Sexually Divergent Role of Germ Cells in Mammalian Gonadogenesis

The formation of supporting “nurse” cells, Sertoli cells in the testis, and granulosa cells in the ovary is a defining event in gonadal sex differentiation. However, the contribution of germ cells to this process remains unclear. We generated NANOS3-null porcine fetuses to examine how germ cell loss influences gonadal development. Loss of NANOS3 did not impair primordial germ cell specification or migration but induced apoptosis and loss of pluripotency markers, resulting in complete germ cell depletion by embryonic day 35. Despite comparable gross morphology, NANOS3-null ovaries displayed disorganized cords, mesenchymal cell death, and arrested maturation of supporting cells, whereas testes maintained organized, non-lumenized cords with preserved architecture.
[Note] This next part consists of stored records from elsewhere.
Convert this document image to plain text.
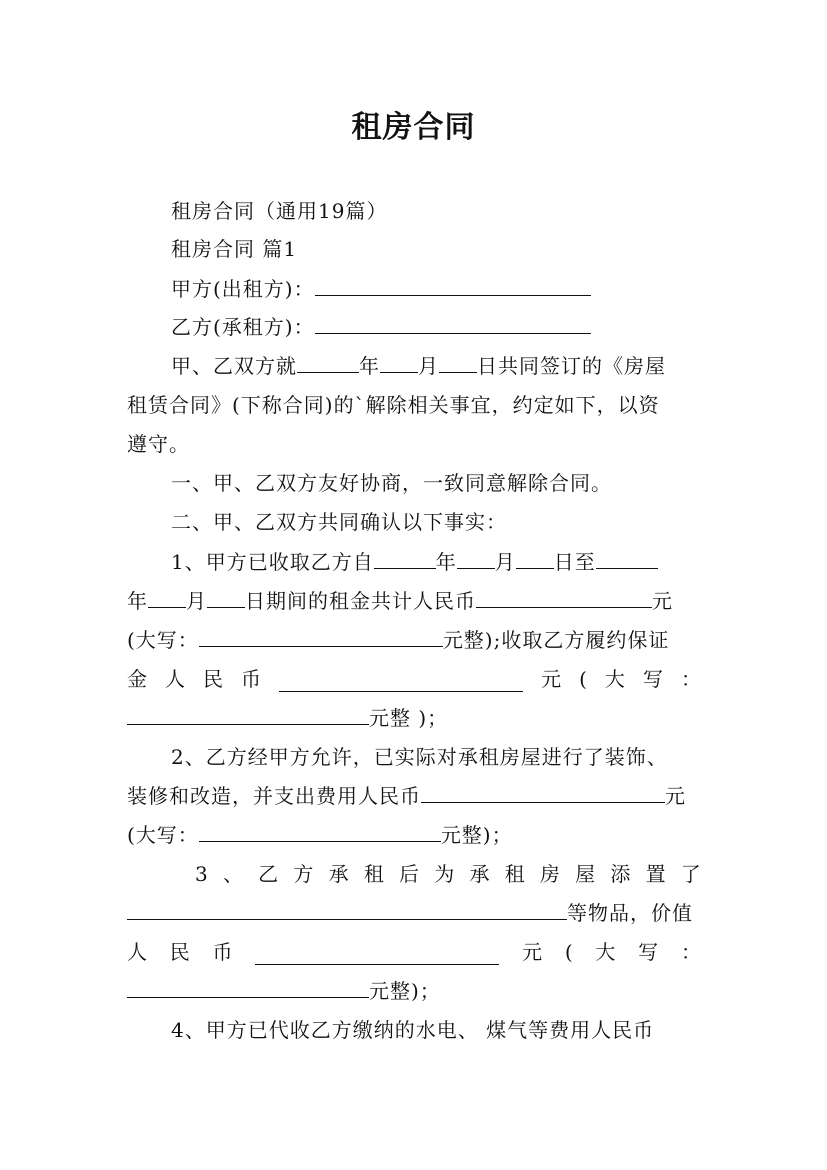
租房合同
租房合同（通用19篇）
租房合同 篇1
甲方(出租方)：
乙方(承租方)：
甲、乙双方就	年 月 日共同签订的《房屋
租赁合同》(下称合同)的`解除相关事宜，约定如下，以资
遵守。
一、甲、乙双方友好协商，一致同意解除合同。
二、甲、乙双方共同确认以下事实：
1、甲方已收取乙方自	年 月 日至
年 月 日期间的租金共计人民币	元
(大写：	元整);收取乙方履约保证
金 人 民 币	元 ( 大 写 ：
元整 )；
2、乙方经甲方允许，已实际对承租房屋进行了装饰、
装修和改造，并支出费用人民币	元
(大写：	元整)；
3 、 乙 方 承 租 后 为 承 租 房 屋 添 置 了
等物品，价值
人 民 币	元 ( 大 写 ：
元整)；
4、甲方已代收乙方缴纳的水电、 煤气等费用人民币
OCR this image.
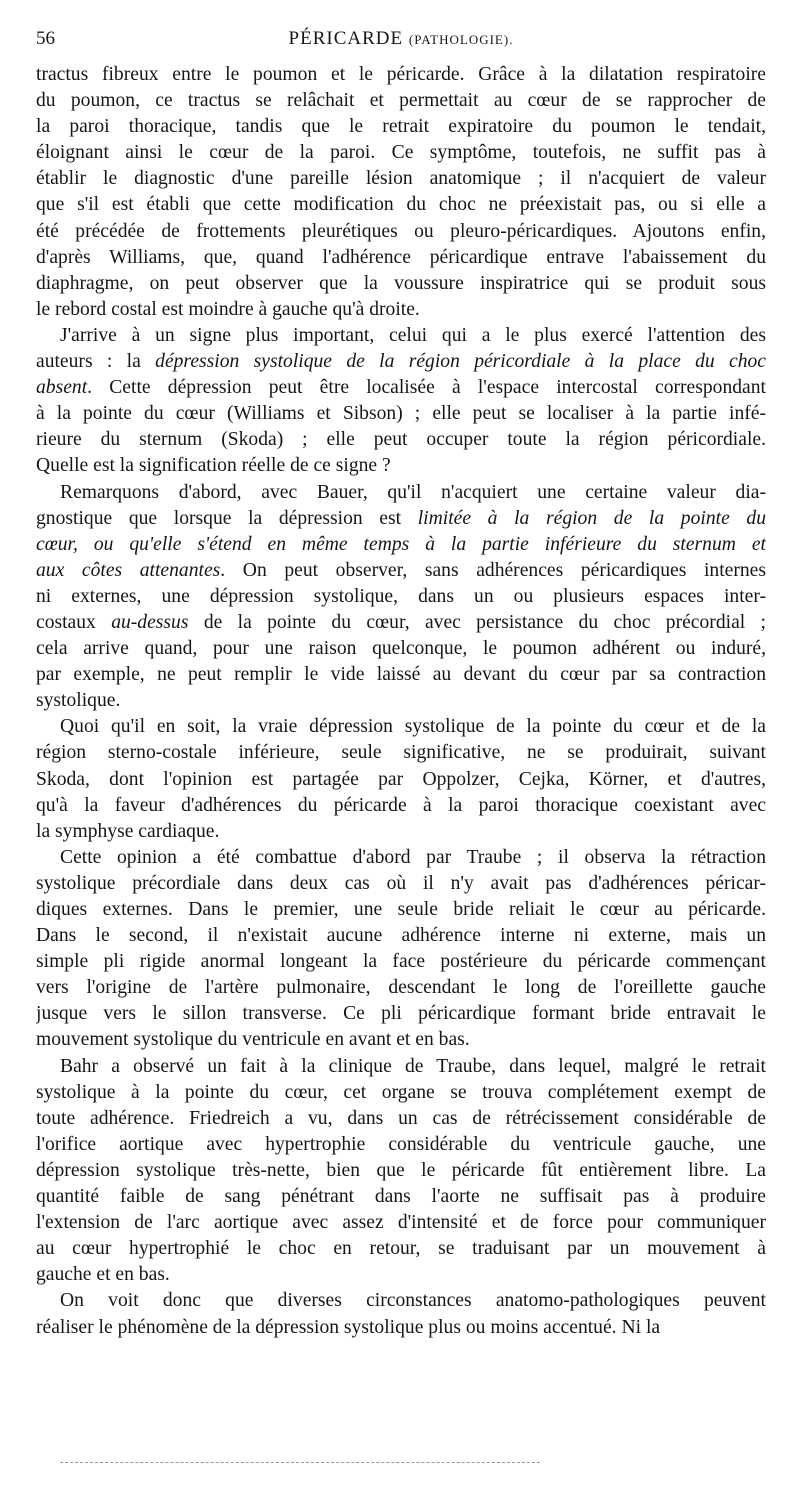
56	PÉRICARDE (PATHOLOGIE).
tractus fibreux entre le poumon et le péricarde. Grâce à la dilatation respiratoire
du poumon, ce tractus se relâchait et permettait au cœur de se rapprocher de
la paroi thoracique, tandis que le retrait expiratoire du poumon le tendait,
éloignant ainsi le cœur de la paroi. Ce symptôme, toutefois, ne suffit pas à
établir le diagnostic d'une pareille lésion anatomique ; il n'acquiert de valeur
que s'il est établi que cette modification du choc ne préexistait pas, ou si elle a
été précédée de frottements pleurétiques ou pleuro-péricardiques. Ajoutons enfin,
d'après Williams, que, quand l'adhérence péricardique entrave l'abaissement du
diaphragme, on peut observer que la voussure inspiratrice qui se produit sous
le rebord costal est moindre à gauche qu'à droite.
J'arrive à un signe plus important, celui qui a le plus exercé l'attention des
auteurs : la dépression systolique de la région péricordiale à la place du choc
absent. Cette dépression peut être localisée à l'espace intercostal correspondant
à la pointe du cœur (Williams et Sibson) ; elle peut se localiser à la partie infé-
rieure du sternum (Skoda) ; elle peut occuper toute la région péricordiale.
Quelle est la signification réelle de ce signe ?
Remarquons d'abord, avec Bauer, qu'il n'acquiert une certaine valeur dia-
gnostique que lorsque la dépression est limitée à la région de la pointe du
cœur, ou qu'elle s'étend en même temps à la partie inférieure du sternum et
aux côtes attenantes. On peut observer, sans adhérences péricardiques internes
ni externes, une dépression systolique, dans un ou plusieurs espaces inter-
costaux au-dessus de la pointe du cœur, avec persistance du choc précordial ;
cela arrive quand, pour une raison quelconque, le poumon adhérent ou induré,
par exemple, ne peut remplir le vide laissé au devant du cœur par sa contraction
systolique.
Quoi qu'il en soit, la vraie dépression systolique de la pointe du cœur et de la
région sterno-costale inférieure, seule significative, ne se produirait, suivant
Skoda, dont l'opinion est partagée par Oppolzer, Cejka, Körner, et d'autres,
qu'à la faveur d'adhérences du péricarde à la paroi thoracique coexistant avec
la symphyse cardiaque.
Cette opinion a été combattue d'abord par Traube ; il observa la rétraction
systolique précordiale dans deux cas où il n'y avait pas d'adhérences péricar-
diques externes. Dans le premier, une seule bride reliait le cœur au péricarde.
Dans le second, il n'existait aucune adhérence interne ni externe, mais un
simple pli rigide anormal longeant la face postérieure du péricarde commençant
vers l'origine de l'artère pulmonaire, descendant le long de l'oreillette gauche
jusque vers le sillon transverse. Ce pli péricardique formant bride entravait le
mouvement systolique du ventricule en avant et en bas.
Bahr a observé un fait à la clinique de Traube, dans lequel, malgré le retrait
systolique à la pointe du cœur, cet organe se trouva complétement exempt de
toute adhérence. Friedreich a vu, dans un cas de rétrécissement considérable de
l'orifice aortique avec hypertrophie considérable du ventricule gauche, une
dépression systolique très-nette, bien que le péricarde fût entièrement libre. La
quantité faible de sang pénétrant dans l'aorte ne suffisait pas à produire
l'extension de l'arc aortique avec assez d'intensité et de force pour communiquer
au cœur hypertrophié le choc en retour, se traduisant par un mouvement à
gauche et en bas.
On voit donc que diverses circonstances anatomo-pathologiques peuvent
réaliser le phénomène de la dépression systolique plus ou moins accentué. Ni la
Single-nucleus RNA sequencing and cell–cell communication analyses revealed sex-specific divergence in developmental trajectories. In the ovary, germ cells act as a critical source of BMP and WNT/RSPO signals that direct coelomic and supporting-cell differentiation; their absence led to abnormal expansion of immature supporting cells and failure to form pre-granulosa and thecal lineages. In contrast, testicular somatic populations expanded but retained identity through DHH, AMH, and PDGF/FGF signaling. Together, these findings uncover a germline-dependent program for ovarian differentiation and a germline-autonomous program for testicular development, highlighting intrinsic sexual divergence in mammalian gonadogenesis.